Vejam só: Os tios, irmãos do meu pai, um estava senil e não queria viver no norte (em casa do filho), longe da sua terra (Alentejo), um dia saiu de casa e nunca mais voltou... Até hoje. Durante meses o meu pai correu Portugal e Espanha com a fotografia dele; O outro tio deixou de falar com os outros irmãos por causa das heranças e morreu sem fazer as pazes com ninguém; A única tia levava tareias do marido alcoólico e quando ele morreu chorou baba e ranho pela falta que lhe fazia. Depois os filhos meteram-na em tribunal por ter “roubado” os próprios filhos (vendeu tudo o que tinham antes do marido morrer e passou para o nome dela); Os filhos dela também são uma desgraça: à mais velha a segurança social tirou-lhe os filhos; a outra deixou morrer o filho afogado na piscina (na mesma piscina onde depois, mais tarde, morreu outro primo da mais velha); outra teve um filho deficiente porque ela e o marido bebiam; outro primo é doente-ciumento e a mulher teve de fugir com as filhas para aquelas casas SOS vítima; outro é agarrado à heroína, ainda vive com a mãe e rouba tudo lá de casa para comprar droga.
Estão a ver bem? Depois admirem-se que eu esteja sempre em “drama, tragédia, e horror”.
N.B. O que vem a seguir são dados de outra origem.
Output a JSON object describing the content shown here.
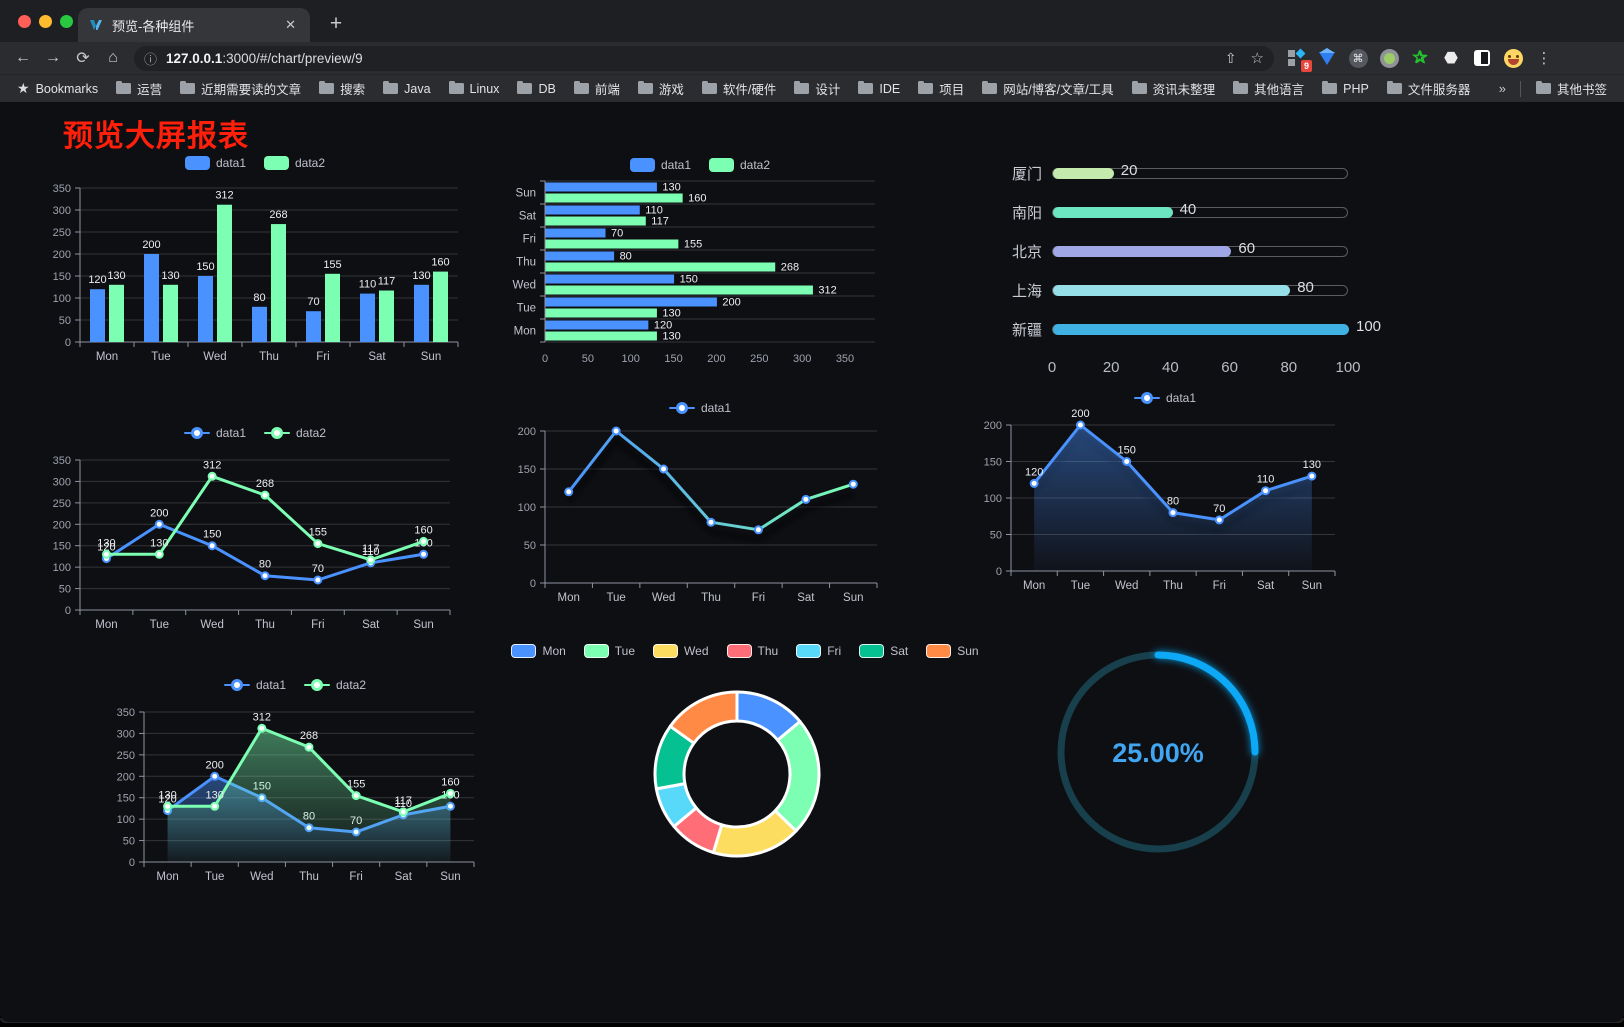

E isto para vos dizer que, apesar de toda esta desgraça, a minha família nunca – mas nunca – se meteu na minha vida. Apesar de todos estes problemas, nunca houve nenhuma intriga sobre mim, os meus irmãos ou quem quer que fosse, nenhum mal entendido, nenhuma mentira, nada. Ninguém se chateou com ninguém. Achávamos que já havia problemas suficientes (para quê inventar novos?) e sempre nos demos todos bem. Os meus pais são os primeiros a apoiarem-nos em tudo e “estão lá” sempre que é preciso. Nós também estamos com eles sempre que precisam. Quando ficam doentes, lá vamos à vez e ao fim-de-semana (somos quatro, dá para ir um uma vez por mês). Ninguém na minha família leu ou lê o meu blog. Se alguém leu ou lê nunca teceu comentário ou fez julgamento sobre o que quer que fosse. Porque – apesar de tudo – cada um vive a sua vida sem se meter na vida dos outros e, acima de tudo, respeitando a vida e as opção dos outros. Estamos muitas vezes juntos, telefonamos sempre que um de nós tem um problema, preocupamo-nos, visitamo-nos, estamos lá nos aniversários, natais e festas e, todos os anos, em Setembro, fazemos um fim-de-semana todos juntos.
Depois de saber o que se passa nas famílias que eu conheço, cheguei à conclusão de que eu amo a minha família. Do fundo do coração. Apesar do “quadrinho”.